Real Leaders

Building a Love-based Work Culture: Why Aspiration Outperforms Desperation

Business culture starts at the top, and it has a profound effect on everything from employee engagement and customer satisfaction to long-term performance.

But according to a recent Gallup report on the State of the American Workplace, 70 percent of employees in the workforce are disengaged, and 87 percent feel emotionally disconnected from their workplaces.

Whether you’re leading a small team or running a global enterprise, you are setting the emotional tone for your organization. In fact, it’s one of the most important roles a leader plays.

So what would happen if you based your culture on love?

Love means belonging and psychological safety

Talking about love in the context of business may feel odd — even uncomfortable — but more and more leaders are making the connection between emotionally safe (i.e. loving) environments and measurable success.

Virgin Group Founder Richard Branson is one such leader, recently revealing in an interview that his employees — not his customers — are the company’s highest priority. Branson explains, “It should go without saying, if the person who works at your company is 100 percent proud of the brand and you give them the tools to do a good job and they are treated well, they’re going to be happy.”

That sense of happiness occurs in when employees feel safe — even loved. A recent Google study to identify how to create the “perfect team” found that the single most important dynamic in an effective team was psychological safety.
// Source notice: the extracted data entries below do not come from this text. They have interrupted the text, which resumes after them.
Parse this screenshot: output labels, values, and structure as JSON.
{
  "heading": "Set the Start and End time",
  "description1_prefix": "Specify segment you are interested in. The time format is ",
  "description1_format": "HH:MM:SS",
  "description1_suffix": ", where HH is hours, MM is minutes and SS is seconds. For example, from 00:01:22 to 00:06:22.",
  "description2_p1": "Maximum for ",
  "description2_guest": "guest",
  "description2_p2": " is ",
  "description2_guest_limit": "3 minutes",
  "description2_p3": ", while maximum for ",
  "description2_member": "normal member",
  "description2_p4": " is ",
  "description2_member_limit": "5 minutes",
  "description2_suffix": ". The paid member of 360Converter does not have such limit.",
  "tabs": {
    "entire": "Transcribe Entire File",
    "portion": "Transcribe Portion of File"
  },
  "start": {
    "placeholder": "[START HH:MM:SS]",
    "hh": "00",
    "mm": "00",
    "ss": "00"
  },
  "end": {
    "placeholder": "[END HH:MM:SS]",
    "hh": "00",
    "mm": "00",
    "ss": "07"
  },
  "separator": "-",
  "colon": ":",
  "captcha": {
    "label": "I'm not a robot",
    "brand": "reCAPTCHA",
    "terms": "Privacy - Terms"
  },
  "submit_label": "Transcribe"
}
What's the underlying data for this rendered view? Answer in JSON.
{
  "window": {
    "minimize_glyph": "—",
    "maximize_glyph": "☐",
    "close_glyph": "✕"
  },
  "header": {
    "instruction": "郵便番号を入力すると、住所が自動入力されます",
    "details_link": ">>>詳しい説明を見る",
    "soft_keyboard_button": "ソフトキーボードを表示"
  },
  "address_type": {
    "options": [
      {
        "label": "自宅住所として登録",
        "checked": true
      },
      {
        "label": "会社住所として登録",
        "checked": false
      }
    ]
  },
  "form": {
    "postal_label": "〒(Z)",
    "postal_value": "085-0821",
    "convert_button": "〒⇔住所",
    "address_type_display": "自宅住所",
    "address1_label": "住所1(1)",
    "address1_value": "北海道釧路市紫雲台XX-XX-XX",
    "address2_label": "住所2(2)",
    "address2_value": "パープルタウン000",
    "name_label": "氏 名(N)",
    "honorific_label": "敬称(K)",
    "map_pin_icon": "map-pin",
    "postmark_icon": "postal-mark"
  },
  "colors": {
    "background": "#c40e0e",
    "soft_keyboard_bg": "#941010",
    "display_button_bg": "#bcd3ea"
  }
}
This doesn’t surprise me. When team members feel safe enough to admit mistakes, partner and take on new roles, they are far more likely to harness the power of diverse ideas from their teammates. Psychological safety on teams allows for growth mindsets that can play with ideas, collaborate and iterate off others, and lets the team either fail fast or evolve into something more powerful.

A tale of two cultures

According to Louis Gagnon, advisor to investment fund TPG and a former senior executive with Amazon, a famously intense workplace, cultures can be driven either by desperation or by aspiration. In Gagnon’s experience, a culture can either foster or hinder an organization. 

“As a leader, you need all of your team’s energy to be mobilized, right here and right now,” Gagnon says. “For that to happen, you need them to do more than just go through the motions, you need them to use all of their creativity and energy in the moment. That doesn’t come out of fear, that comes out of love. That comes out of ‘I want to give,’ not ‘I want to protect.’”

Underlying desperation-driven cultures is a fear of losing our job, promotion, bonus, status, or privileges. It’s that powerfully human terror of being judged inadequate or getting rejected. These cultures encourage insecurity, and as a result, team dynamics are closed, driven by (sometimes hidden) agendas and politics.

In these environments, employees are in survival mode rather than creating and moving toward the future, and projects need to be tightly managed with strict accountability. It’s easier for employees to just “chug along,” rather than sticking their necks out with a new idea.

Love wins

Aspirational, love-based cultures, on the other hand, are grounded in a desire to make great things, to feel one belongs, and to be part of something bigger than oneself. This type of culture drives authenticity and explicitly encourages the kind of risky behavior that leads to big break-throughs.

Gagnon often tells his team, “Don’t meet your goals all the time, because it means you’re not stretching. You own success. I own failure.” This type of psychological safety net can allow us to lean into the uncertainty necessary for the adaptation, innovation and risk.

Global humanitarian and spiritual leader Sri Sri Ravi Shankar has developed a network model rooted in an aspirational, love-based culture. Sri Sri has built one of the largest growing global networks of inspired volunteers, a pipeline of tens of thousands of fresh and dynamic leaders committed to social change. His model of engagement is less about the perfection of outcomes and more about growing his leaders’ capacities to think big about solving the challenges they face in their communities and their work. This culture creates a safe space to learn and respond to their mistakes, which encourages experimentation and innovation.

“Money is supposed to bring us comfort, but if it becomes the cause of insecurity, and you don’t even trust your close ones, then we’ve gone down the wrong track. Greed has no end. There is a joy in getting, but the joy in giving is a more mature joy.” In a story about Alexander the Great, Sri Sri shares “all that you do for gold will not satisfy your hunger. The hunger can only be satisfied through wisdom and love.”

Added benefits of a love-based culture

For any organization, culture is what attracts and keeps talent. A desperation-driven culture attracts second-rate talent because playing it safe is implicitly encouraged. And great people in those cultures typically don’t last because the growth opportunities they seek are elsewhere, that is, in the kind of love-driven culture that attracts and retains the best talent by promoting strong feelings of self and collective achievement.

But culture’s impact goes beyond talent. Culture can permeate management style, processes and vital interactions with customers and suppliers. Love-based cultures create people who are there to connect both with the team and with the organization’s mission — and that’s the kind of commitment that drives sustainable results.